Так родилась четырнадцатичленная схема, господствовавшая над всем византийским тысячелетием: (1) басня, (2) повествование, (3) хрия, (4) гнома, (5) утверждение, (6) опровержение, (7) общее место, (8) похвала, (9) порицание, (10) сравнение, (11) этопея, (12) описание, (13) рассмотрение вопроса, (14) внесение закона[128]. О значении прогимнас-матических сборников как некоего откровенного признания позднеантичной и византийской риторики о собственной сути, некоей материализации простейших оснований вырабатывавшегося в риторических школах подхода к литературному творчеству, нам уже приходилось говорить прежде[129] и еще придется говорить в этой статье. Если византиец где-то выдавал себя и почти непроизвольно проговаривался о том, к чему же вела его соображение риторическая культура, то именно в прогимнасмах. Поэтому едва ли можно упускать их из виду, описывая византийскую литературную теорию: они, так сказать, непосредственная действительность этой теории. (Здесь мы спешим наперед оправдать обстоятельный разбор прогимнасм Никифора Хрисоверга в конце византийского раздела нашего коллективного труда[130].)

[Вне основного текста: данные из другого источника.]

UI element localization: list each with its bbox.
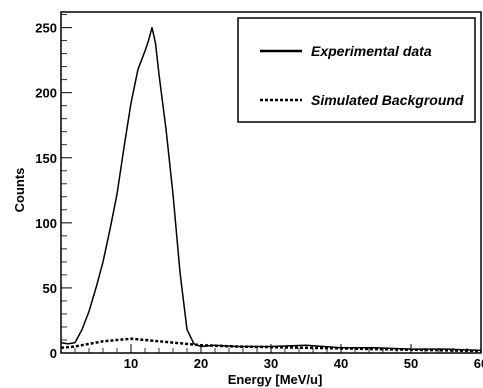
y-tick-label: 200 <box>35 86 57 101</box>
plot-area <box>60 26 482 353</box>
x-tick-label: 20 <box>194 356 208 371</box>
x-tick-label: 30 <box>264 356 278 371</box>
legend-box <box>237 17 476 123</box>
y-tick-label: 150 <box>35 151 57 166</box>
legend: Experimental data Simulated Background <box>237 17 476 123</box>
y-tick-label: 50 <box>43 281 57 296</box>
legend-label-background: Simulated Background <box>311 92 464 108</box>
series-line-simulated-background <box>60 337 482 353</box>
y-tick-label: 0 <box>50 346 57 361</box>
x-tick-label: 40 <box>334 356 348 371</box>
x-tick-label: 60 <box>474 356 483 371</box>
x-axis-title: Energy [MeV/u] <box>228 372 323 387</box>
y-axis-title: Counts <box>12 168 27 213</box>
axes: 10 20 30 40 50 60 0 50 100 150 200 250 <box>35 11 483 371</box>
legend-label-experimental: Experimental data <box>311 43 432 59</box>
series-line-experimental-data <box>60 26 482 352</box>
y-tick-label: 250 <box>35 21 57 36</box>
y-tick-label: 100 <box>35 216 57 231</box>
x-tick-label: 10 <box>124 356 138 371</box>
x-tick-label: 50 <box>404 356 418 371</box>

За прогимнасмами в гермогеновском корпусе следовал трактат «О нахождении». Эта часть корпуса, внутри себя построенная довольно непропорционально (о вступлении и о теории доказательства говорится много, о такой важной части речи, как повествование, διήγησις, — мало, о заключении — вообще ни слова[131]), была, как кажется, для византийской традиции менее важной, чем остальные. Характеризуя два русла, по которым потекло движение риторического творчества после конца античности, Кустас утверждает: «Если Запад поставил εΰρεσις (inventio) превыше λέξις, применительно к Византии верно противоположное»[132].
Следующим шел трактат «О статусах» (Περί στάσεων). Понятие статуса было в античные времена сугубо практическим и принадлежало обиходу судебного красноречия[133]. Гермоген передал Византии в модифицированном виде старую доктрину о статусах ритора II в. до н.э.

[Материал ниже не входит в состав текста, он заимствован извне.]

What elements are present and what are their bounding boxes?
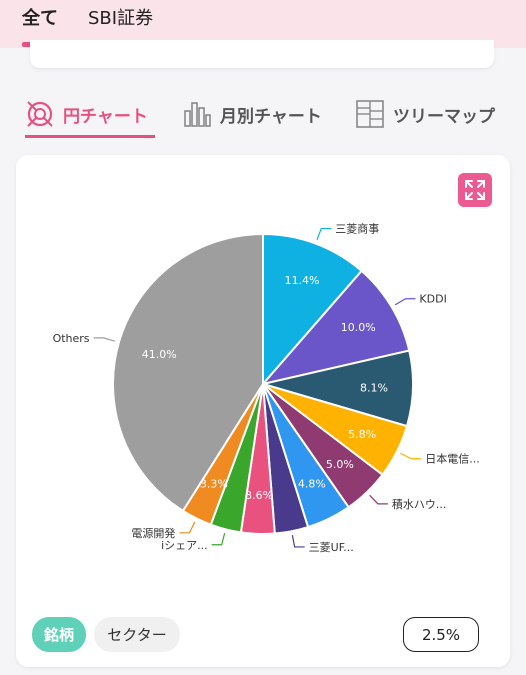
tab-treemap[interactable]: ツリーマップ [355, 96, 495, 132]
leader-line [394, 298, 416, 306]
slice-value-label: 5.0% [326, 458, 354, 471]
slice-value-label: 10.0% [341, 321, 376, 334]
slice-value-label: 4.8% [298, 478, 326, 491]
pie-slice [112, 232, 264, 513]
tab-treemap-label: ツリーマップ [393, 106, 495, 127]
leader-line [316, 227, 332, 241]
leader-line [291, 535, 305, 548]
leader-line [211, 533, 226, 546]
slice-name-label: 積水ハウ... [392, 497, 447, 511]
treemap-icon [356, 100, 384, 128]
slice-name-label: 電源開発 [131, 526, 175, 540]
slice-value-label: 8.1% [360, 381, 388, 394]
slice-value-label: 11.4% [284, 274, 319, 287]
slice-value-label: 3.6% [245, 489, 273, 502]
slice-name-label: KDDI [419, 293, 446, 306]
tab-pie-chart[interactable]: 円チャート [25, 96, 148, 132]
leader-line [369, 494, 388, 505]
slice-name-label: Others [53, 332, 90, 345]
sector-filter-pill[interactable]: セクター [94, 617, 180, 652]
leader-line [93, 337, 116, 342]
tab-monthly-chart[interactable]: 月別チャート [182, 96, 322, 132]
slice-name-label: iシェア... [161, 539, 208, 552]
slice-value-label: 41.0% [142, 348, 177, 361]
tab-pie-chart-label: 円チャート [63, 106, 148, 127]
expand-icon [465, 180, 485, 200]
brand-filter-pill[interactable]: 銘柄 [32, 617, 86, 652]
pie-chart-icon [27, 101, 53, 127]
expand-button[interactable] [458, 173, 492, 207]
slice-name-label: 三菱商事 [335, 222, 379, 236]
leader-line [179, 521, 196, 534]
tab-all[interactable]: 全て [22, 8, 58, 29]
slice-value-label: 5.8% [348, 428, 376, 441]
threshold-selector[interactable]: 2.5% [403, 617, 479, 652]
slice-name-label: 日本電信... [425, 452, 480, 466]
pie-slice [262, 232, 363, 387]
slice-name-label: 三菱UF... [309, 541, 354, 554]
previous-card-bottom [30, 40, 494, 68]
view-tab-indicator [25, 135, 155, 138]
slice-value-label: 3.3% [200, 478, 228, 491]
tab-monthly-chart-label: 月別チャート [220, 106, 322, 127]
tab-sbi[interactable]: SBI証券 [88, 8, 154, 29]
bar-chart-icon [184, 102, 211, 127]
pie-slice [260, 269, 411, 386]
leader-line [400, 452, 422, 460]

Гермагора[134]; знамением времени было, во-первых, увеличение числа специально выделяемых статусов[135], во-вторых, подготовленный всей атмосферой второй софистики переход от практической установки — к литературной, от учета возможностей и трудностей, с которыми оратор имеет шансы повстречаться в конкретной юридической ситуации, — к такому уровню условного, стилизующего обобщения, при каком все конкретные реалии действующего права становятся попросту безразличны. Как отмечает Хунгер, «Гермоген, перейдя от общей характеристики к рассмотрению каждого отдельного статуса, начинает работать с воображаемыми законами и, по сути дела, выстраивает перед читателем ирреальный мир тем для декламаций»[136]. При этом трактат Гермогена вытеснил из обращения более ранние учебники по теории статусов[137]; в продолжение византийского тысячелетия адепты риторической культуры мыслили о статусах именно по Гермогену.